When exporting to Next.js, use getStaticProps or getServerSideProps inside the generated pages. Example for a product list:
export async function getServerSideProps() {
const res = await fetch("https://api.example.com/products");
const products = await res.json();
return { props: { products } };
}
Framer automatically passes products to the page component, replacing the static JSON store.
Define a theme.ts file:
export const theme = {
colors: {
primary: "#0066ff",
secondary: "#ff6600",
background: "#f9f9f9"
},
spacing: (n) => `${n * 8}px`
};
Import theme in any component and use {theme.colors.primary}. This keeps branding consistent across the product.
Framer defaults to a 1440px canvas. Start adding breakpoints (mobile 375px, tablet 768px) early. Use the “Resize” tool to switch views and adjust component styles for each size.
Absolute positioning locks elements to the canvas, breaking fluid layouts. Prefer Flexbox or CSS Grid inside Frames. Reserve position:absolute for overlays like modals.
Names like “Box1” or “Component2” make code unreadable. Follow a pattern {Domain}{Function}, e.g., AuthLoginForm or DashboardStatsCard.
Overrides are just JavaScript files. Commit them to Git like any other code. This avoids losing custom logic when the UI is rebuilt.
Large JSON stores can bloat the project. Archive old mock data and replace it with API calls once the backend is ready.
Below is a quick side‑by‑side look at Framer versus two popular alternatives for startups.
| Feature | Framer | Figma + Storybook | Adobe XD + React Export |
|---|---|---|---|
| Code Export | Full React/Next.js code | Design tokens only, manual coding | Limited HTML/CSS, no React |
| Live Prototyping | Interactive with real data | Static prototypes | Static only |
| Team Collaboration | Real‑time + Git sync | Design file comments | Co‑editing limited |
| Pricing (per editor) | $0‑$25/mo | $0‑$12/mo (Figma) + free Storybook | $0‑$20/mo (XD) |
| Learning Curve | Medium (React basics needed) | Low for design, high for dev hand‑off | Low design, medium dev |
| Best For | Startups that ship code fast | Design‑first teams with separate dev | Designers wanting simple HTML export |
Framer is a design‑to‑code platform that lets you prototype, test, and ship interactive UI with real React components. Startups gain speed because they can skip hand‑off, iterate in code, and launch features without a separate dev hand‑off stage.
Basic React knowledge helps, but Framer’s visual editor covers most tasks.
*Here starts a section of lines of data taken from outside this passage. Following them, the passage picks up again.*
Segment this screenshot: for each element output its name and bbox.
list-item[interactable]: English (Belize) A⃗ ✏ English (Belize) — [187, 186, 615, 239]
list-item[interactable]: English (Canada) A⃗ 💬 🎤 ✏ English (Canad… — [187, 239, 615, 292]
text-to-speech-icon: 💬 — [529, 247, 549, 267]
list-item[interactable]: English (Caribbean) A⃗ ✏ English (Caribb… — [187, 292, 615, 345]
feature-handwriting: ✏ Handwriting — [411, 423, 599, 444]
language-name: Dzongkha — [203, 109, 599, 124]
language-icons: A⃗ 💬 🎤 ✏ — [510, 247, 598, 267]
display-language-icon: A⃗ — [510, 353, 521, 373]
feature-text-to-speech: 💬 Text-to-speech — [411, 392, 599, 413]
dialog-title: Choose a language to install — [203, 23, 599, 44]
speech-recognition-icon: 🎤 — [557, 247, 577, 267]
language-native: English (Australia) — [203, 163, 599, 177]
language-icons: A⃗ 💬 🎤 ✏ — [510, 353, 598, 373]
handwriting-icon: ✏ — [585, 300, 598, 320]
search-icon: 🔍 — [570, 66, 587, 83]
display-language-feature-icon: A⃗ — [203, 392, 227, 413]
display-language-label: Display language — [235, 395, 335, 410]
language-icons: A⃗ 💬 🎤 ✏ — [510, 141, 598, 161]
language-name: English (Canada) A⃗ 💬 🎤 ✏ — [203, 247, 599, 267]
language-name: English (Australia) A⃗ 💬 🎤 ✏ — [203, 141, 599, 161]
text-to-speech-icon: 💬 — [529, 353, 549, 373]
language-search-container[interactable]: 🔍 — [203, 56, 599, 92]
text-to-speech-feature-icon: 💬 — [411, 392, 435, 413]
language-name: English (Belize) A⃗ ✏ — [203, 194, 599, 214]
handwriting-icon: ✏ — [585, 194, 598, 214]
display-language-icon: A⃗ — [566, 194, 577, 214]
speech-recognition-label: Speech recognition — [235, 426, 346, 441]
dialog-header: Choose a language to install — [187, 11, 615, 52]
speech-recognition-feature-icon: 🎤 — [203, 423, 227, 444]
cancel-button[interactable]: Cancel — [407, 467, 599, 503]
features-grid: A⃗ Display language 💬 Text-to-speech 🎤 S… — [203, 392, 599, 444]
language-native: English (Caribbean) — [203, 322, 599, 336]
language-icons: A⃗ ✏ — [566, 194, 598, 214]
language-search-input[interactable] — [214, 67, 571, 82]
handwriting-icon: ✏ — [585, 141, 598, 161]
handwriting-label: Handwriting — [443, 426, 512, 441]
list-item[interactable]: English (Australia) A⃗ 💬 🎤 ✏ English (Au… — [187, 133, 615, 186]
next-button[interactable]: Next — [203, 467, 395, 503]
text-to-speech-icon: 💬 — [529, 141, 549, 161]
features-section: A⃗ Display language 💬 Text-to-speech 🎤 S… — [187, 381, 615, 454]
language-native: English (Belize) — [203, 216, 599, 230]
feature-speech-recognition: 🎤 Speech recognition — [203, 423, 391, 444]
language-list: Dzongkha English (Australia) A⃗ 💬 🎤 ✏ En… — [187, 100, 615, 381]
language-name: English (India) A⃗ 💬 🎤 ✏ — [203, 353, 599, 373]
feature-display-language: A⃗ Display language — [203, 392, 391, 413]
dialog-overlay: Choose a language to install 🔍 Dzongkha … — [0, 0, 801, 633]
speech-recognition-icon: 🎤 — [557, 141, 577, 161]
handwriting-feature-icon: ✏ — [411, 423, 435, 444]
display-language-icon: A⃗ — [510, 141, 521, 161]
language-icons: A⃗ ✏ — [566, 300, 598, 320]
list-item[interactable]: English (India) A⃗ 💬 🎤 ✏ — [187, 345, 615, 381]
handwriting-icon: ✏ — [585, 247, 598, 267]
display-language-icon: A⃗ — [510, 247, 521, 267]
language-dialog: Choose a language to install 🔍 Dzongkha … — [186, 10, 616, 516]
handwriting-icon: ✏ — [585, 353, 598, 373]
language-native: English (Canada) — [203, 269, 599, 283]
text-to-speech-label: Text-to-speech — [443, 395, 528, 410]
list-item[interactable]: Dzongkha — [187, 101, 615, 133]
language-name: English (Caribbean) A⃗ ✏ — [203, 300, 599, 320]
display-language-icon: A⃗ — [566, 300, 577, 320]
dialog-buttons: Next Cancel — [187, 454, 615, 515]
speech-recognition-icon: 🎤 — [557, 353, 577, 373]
You can start with the drag‑and‑drop UI and add code blocks as you learn.
Framer offers a Free plan with unlimited prototypes and 3 projects. The Pro plan is $25 per editor per month and adds team libraries, custom domains, and advanced analytics.
Yes. Framer lets you export the code as a Next.js or Create‑React‑App project. The exported code includes all components, styles, and assets, ready to be pushed to Vercel or Netlify.
Skipping component naming conventions, over‑using absolute positioning, and ignoring responsive breakpoints are the top three pitfalls. The guide’s “Common Mistakes” section explains how to avoid them.
Framer gives startups a single tool to design, prototype, and ship React code. By following the setup steps, mastering core workflows, and applying advanced patterns, you can reduce development time dramatically. Avoid the listed mistakes, compare it with other tools, and you’ll have a lean, production‑ready UI pipeline that scales with your business.